Whenever you read how epiphytes manage to survive you find a great deal about dust, trapped organic debris accumulating around plant bases, and trickling rainwater, but there's little said about microorganisms. Recently studies have shown that in many epiphytic species bacteria play a huge role by fixing atmospheric nitrogen. Almost all orchids have mycorrhiza associated with their roots which provide the plants with micronutrients. Our little Tillandsia recurvata has been shown to have its blade surfaces populated by the nitrogen-fixing bacterium called Pseudomonas stutzeri.

So here's more evidence that we underestimate the importance of microorganisms in our lives, and to Life on Earth. We've already spoken of how very much the health and survival of animal species -- humans being animals -- depend on a diverse, well balanced population of bacteria being present in our guts.

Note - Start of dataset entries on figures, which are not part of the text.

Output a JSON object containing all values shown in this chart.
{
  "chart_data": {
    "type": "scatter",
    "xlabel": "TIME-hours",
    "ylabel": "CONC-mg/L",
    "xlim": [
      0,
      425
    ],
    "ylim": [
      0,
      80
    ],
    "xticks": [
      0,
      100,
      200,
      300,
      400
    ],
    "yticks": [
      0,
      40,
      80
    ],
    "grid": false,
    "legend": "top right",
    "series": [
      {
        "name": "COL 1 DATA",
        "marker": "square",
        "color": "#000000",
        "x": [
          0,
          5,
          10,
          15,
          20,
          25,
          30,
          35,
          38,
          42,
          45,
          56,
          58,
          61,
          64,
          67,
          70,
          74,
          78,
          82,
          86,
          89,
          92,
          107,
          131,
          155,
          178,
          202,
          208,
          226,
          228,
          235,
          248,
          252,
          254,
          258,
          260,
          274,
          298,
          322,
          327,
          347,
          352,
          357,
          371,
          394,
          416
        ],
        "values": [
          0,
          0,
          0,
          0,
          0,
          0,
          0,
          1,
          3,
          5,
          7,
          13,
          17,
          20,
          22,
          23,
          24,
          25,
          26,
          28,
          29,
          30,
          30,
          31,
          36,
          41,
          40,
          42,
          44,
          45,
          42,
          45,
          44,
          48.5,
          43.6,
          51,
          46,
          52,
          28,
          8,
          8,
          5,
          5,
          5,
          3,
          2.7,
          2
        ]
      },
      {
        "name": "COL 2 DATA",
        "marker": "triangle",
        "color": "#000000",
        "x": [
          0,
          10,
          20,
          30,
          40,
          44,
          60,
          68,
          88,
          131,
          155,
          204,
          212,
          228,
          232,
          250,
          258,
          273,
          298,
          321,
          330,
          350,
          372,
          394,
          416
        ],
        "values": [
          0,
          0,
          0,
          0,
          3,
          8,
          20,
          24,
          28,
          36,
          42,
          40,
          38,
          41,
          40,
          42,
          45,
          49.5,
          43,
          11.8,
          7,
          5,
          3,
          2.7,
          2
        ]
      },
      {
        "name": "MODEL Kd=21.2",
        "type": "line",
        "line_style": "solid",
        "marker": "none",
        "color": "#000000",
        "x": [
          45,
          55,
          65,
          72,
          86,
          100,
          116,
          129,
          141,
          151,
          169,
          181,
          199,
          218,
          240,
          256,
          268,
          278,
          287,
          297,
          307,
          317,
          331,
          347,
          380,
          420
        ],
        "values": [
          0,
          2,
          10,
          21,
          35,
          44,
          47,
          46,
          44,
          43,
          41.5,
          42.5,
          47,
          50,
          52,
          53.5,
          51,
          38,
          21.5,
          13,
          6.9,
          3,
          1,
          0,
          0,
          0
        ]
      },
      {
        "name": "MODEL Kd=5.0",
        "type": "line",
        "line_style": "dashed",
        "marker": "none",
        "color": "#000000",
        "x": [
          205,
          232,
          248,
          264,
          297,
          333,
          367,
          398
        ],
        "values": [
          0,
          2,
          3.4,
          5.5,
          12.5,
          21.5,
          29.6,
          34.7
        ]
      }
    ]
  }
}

Sometimes I think that future generations may regard the manner in which we abuse the planet's microorganisms as even more disastrous than how we deal with global warming and nuclear proliferation. When we clear-cut a forest and cause so much erosion and oxidation of the soil's organic content, that's devastating on the established bacteria. From the regenerating forest's point of view, loss of a healthy community of bacteria may be worse than losing normal soil structure and the forest's self-regulating microclimate.